HIV-infected patients had greater rate of incident syphilis compared with HIV-uninfected, a disparity which increased over time. HIV-infected patients had greater likelihood of decline in RPR and serologic failure. HIV-infected patients should be screened for syphilis regularly.
加利福尼亚州梅毒发病率正在上升,但 HIV 感染对梅毒感染的影响仍不确定。我们描述了 Kaiser Permanente 北加利福尼亚州内诊断患有梅毒的 HIV 感染者和 HIV 未感染者之间的差异。
我们对 1995 年至 2005 年间诊断患有梅毒的患者进行了回顾性分析(622 例/9989 例 HIV 感染者和 3584 例/4442780 例 HIV 未感染者)。在病例中,我们确定了人口统计学、临床特征和实验室数据(包括基线实验室和重复 RPR 滴度)。我们进行了泊松回归(发病率)和 Cox 比例风险模型(梅毒治疗后 RPR 降低和血清学失败率)调整,调整因素为年龄、性别和 HIV 状态,以及仅在 HIV 感染者中使用抗逆转录病毒疗法(ART)。

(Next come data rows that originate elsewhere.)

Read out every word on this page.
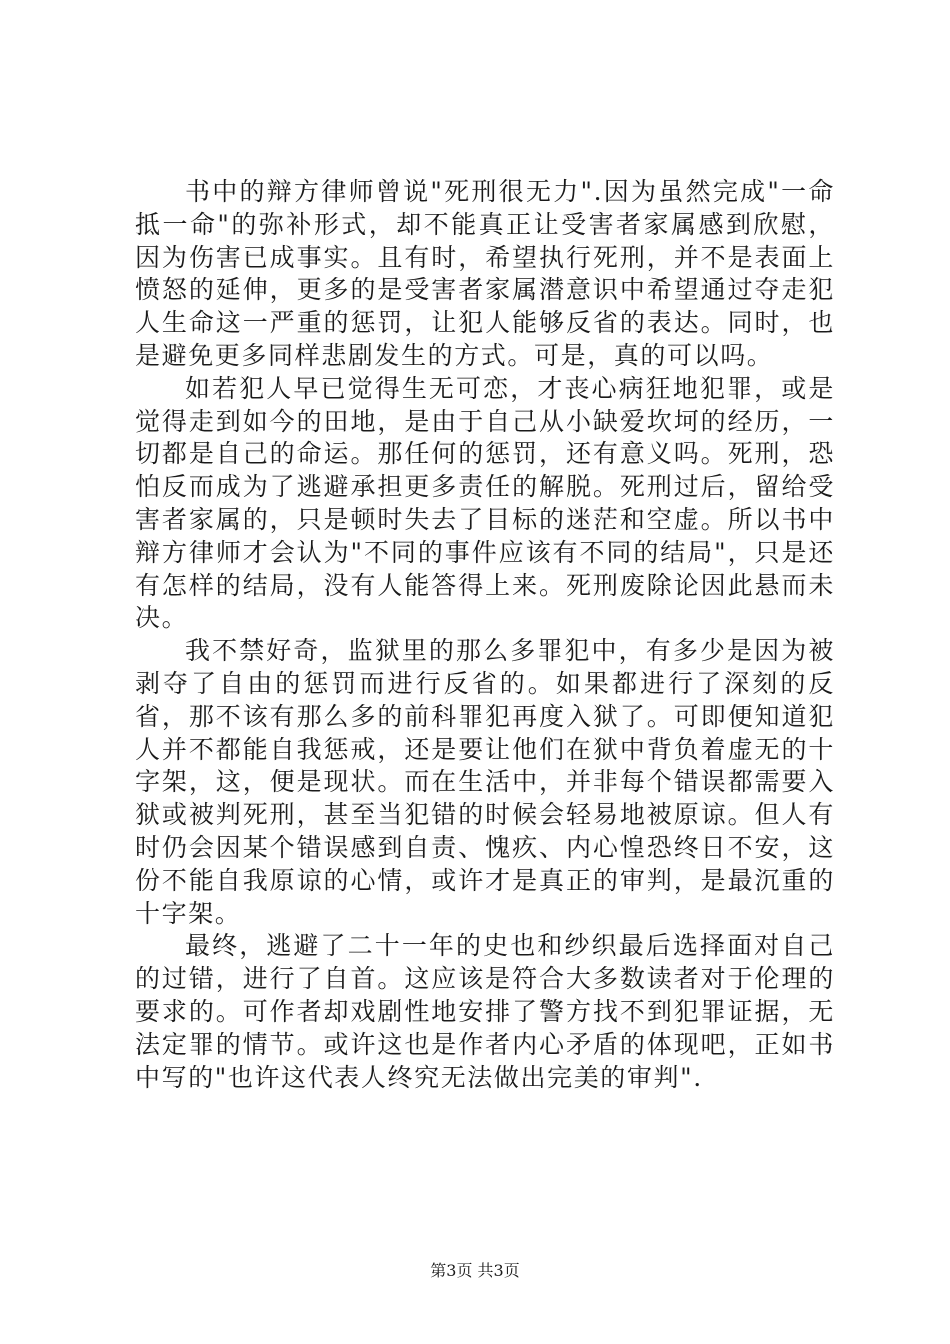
书中的辩方律师曾说"死刑很无力".因为虽然完成"一命抵一命"的弥补形式，却不能真正让受害者家属感到欣慰，因为伤害已成事实。且有时，希望执行死刑，并不是表面上愤怒的延伸，更多的是受害者家属潜意识中希望通过夺走犯人生命这一严重的惩罚，让犯人能够反省的表达。同时，也是避免更多同样悲剧发生的方式。可是，真的可以吗。

如若犯人早已觉得生无可恋，才丧心病狂地犯罪，或是觉得走到如今的田地，是由于自己从小缺爱坎坷的经历，一切都是自己的命运。那任何的惩罚，还有意义吗。死刑，恐怕反而成为了逃避承担更多责任的解脱。死刑过后，留给受害者家属的，只是顿时失去了目标的迷茫和空虚。所以书中辩方律师才会认为"不同的事件应该有不同的结局"，只是还有怎样的结局，没有人能答得上来。死刑废除论因此悬而未决。

我不禁好奇，监狱里的那么多罪犯中，有多少是因为被剥夺了自由的惩罚而进行反省的。如果都进行了深刻的反省，那不该有那么多的前科罪犯再度入狱了。可即便知道犯人并不都能自我惩戒，还是要让他们在狱中背负着虚无的十字架，这，便是现状。而在生活中，并非每个错误都需要入狱或被判死刑，甚至当犯错的时候会轻易地被原谅。但人有时仍会因某个错误感到自责、愧疚、内心惶恐终日不安，这份不能自我原谅的心情，或许才是真正的审判，是最沉重的十字架。

最终，逃避了二十一年的史也和纱织最后选择面对自己的过错，进行了自首。这应该是符合大多数读者对于伦理的要求的。可作者却戏剧性地安排了警方找不到犯罪证据，无法定罪的情节。或许这也是作者内心矛盾的体现吧，正如书中写的"也许这代表人终究无法做出完美的审判".

第3页 共3页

HIV 感染者的梅毒发病率为 62.3/1000 人年,而 HIV 未感染者为 0.8/1000 人年,调整后的发病率比为 86.0(P<0.001);随着时间的推移,发病率差异显著增加。HIV 感染者在梅毒治疗后 RPR 降低和血清学失败的可能性更大(HR 分别为 2.5 和 2.6[均 P<0.001])。在仅 HIV 感染者中,与未接受 ART 的患者相比,接受 ART 的患者感染率较低,但梅毒治疗后 RPR 降低和血清学失败的可能性更高。
与 HIV 未感染者相比,HIV 感染者的梅毒发病率更高,且这种差异随着时间的推移而增加。HIV 感染者更有可能降低 RPR 和血清学失败的可能性。HIV 感染者应定期筛查梅毒。